After making the change and performing a restart of the forwarder service memory still climbed pretty quickly to near what it was prior. I then restarted the client servers i running the script on and now 7 days not only as it held between 30-50% i even saw a spike to 76% at one point then it reclaimed 12 hrs later. That at least tells me most likely adding system.gc corrects the issue but requires a restart of the system. I will continue to watch mine for another week or so but consider the matter closed. Thank you

0 Karma

SinghK
Builder

can you ask the powershell  guy to use the Get-IISAppPool cmdlet instead of get-wmiobject and see if he can get the same results.I cannot check this dont have an env to test on. But this should sort the script up.

0 Karma

alexlexxy
Explorer

He did run the cmdlet Get-IISAppPool and got the desired result from power shell prompt. But my issue is how to implement this in splunk to be able to see the same status and use them to set alerts. The AppPool data that is in splunk does not include the status nor event codes associated with the status. So my assessment is that a new input script is required, but can’t figure it out

0 Karma

SinghK
Builder

what i have seenin examples is the cmdlet does not provide eventcodes etc. neither will get-wmiobject. you will have to correlate that yourself.

0 Karma

SinghK
Builder

You can write them to file and the monitor it.

0 Karma

SinghK
Builder

If you can share the output of that cmdlet maybe I can write something with sample data so it gets parsed properly in splunk

0 Karma

alexlexxy
Explorer

I got it working! Thanks to everyone that contributed.

0 Karma

JasonMcMahan
Explorer

What script, cmdlet and output did you end up using?

0 Karma

JasonMcMahan
Explorer

the script works, however it has a memory leak on the servers. That was the issue which opened this as over time memory is slowly eaten.

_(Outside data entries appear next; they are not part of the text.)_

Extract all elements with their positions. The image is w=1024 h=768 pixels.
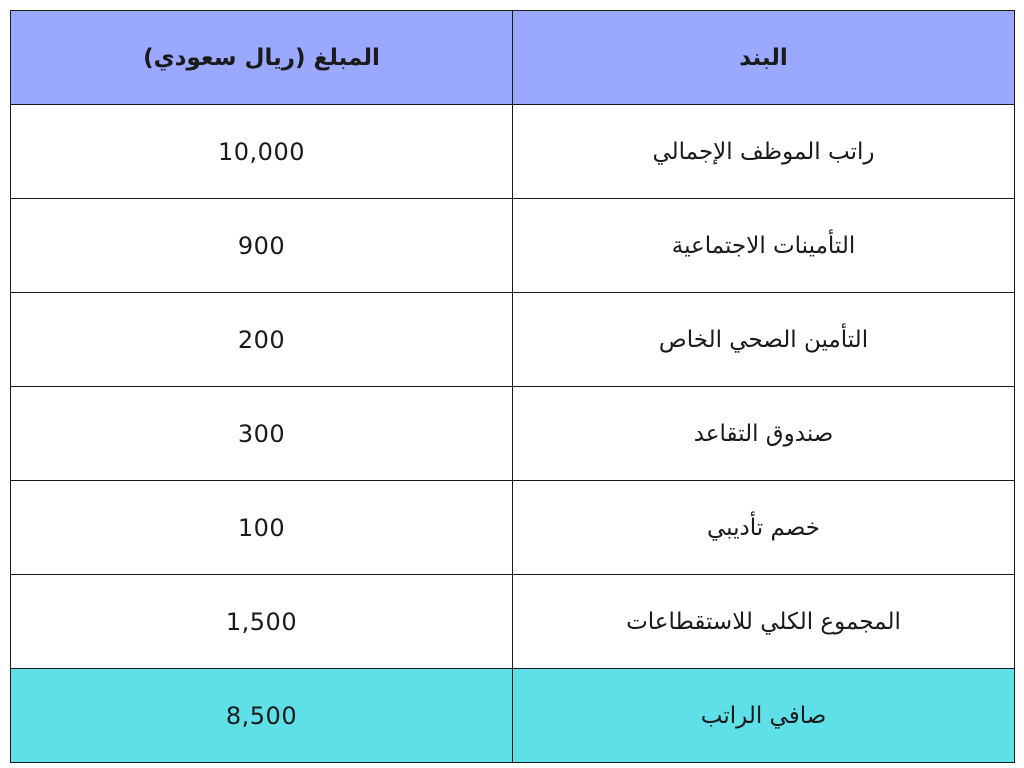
row-item: راتب الموظف الإجمالي xyxy=(513,105,1015,199)
total-row xyxy=(11,669,1015,763)
table-row xyxy=(11,387,1015,481)
row-amount: 1,500 xyxy=(11,575,513,669)
header-item: البند xyxy=(513,11,1015,105)
table-row xyxy=(11,575,1015,669)
row-amount: 10,000 xyxy=(11,105,513,199)
total-item: صافي الراتب xyxy=(513,669,1015,763)
table-row xyxy=(11,293,1015,387)
table-row xyxy=(11,481,1015,575)
table-row xyxy=(11,199,1015,293)
row-item: صندوق التقاعد xyxy=(513,387,1015,481)
row-item: خصم تأديبي xyxy=(513,481,1015,575)
row-amount: 100 xyxy=(11,481,513,575)
row-amount: 900 xyxy=(11,199,513,293)
total-amount: 8,500 xyxy=(11,669,513,763)
header-amount: المبلغ (ريال سعودي) xyxy=(11,11,513,105)
table-header-row xyxy=(11,11,1015,105)
salary-table xyxy=(10,10,1015,763)
row-item: المجموع الكلي للاستقطاعات xyxy=(513,575,1015,669)
row-amount: 300 xyxy=(11,387,513,481)
row-item: التأمين الصحي الخاص xyxy=(513,293,1015,387)
row-amount: 200 xyxy=(11,293,513,387)
table-row xyxy=(11,105,1015,199)
salary-table-container xyxy=(10,10,1014,761)
row-item: التأمينات الاجتماعية xyxy=(513,199,1015,293)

THe script returns the following to splunk

1/10/22
9:05:01.000 AM
 
ApplicationPoolName="Sites" ApplicationPoolState="Started" UserIdentity="domain\SvcUser"
0 Karma

alexlexxy
Explorer

@JasonMcMahan you created a new HEC input and used the token?

0 Karma

alexlexxy
Explorer

Hi @JHannan I have similar requirement, did you ever get this resolved? If so, could you please share with me the working PS script and the inputs.conf file that you are using. I have a requirement to get the IIS AppPool Status from Splunk which will send an alert if the status changes to "stopped".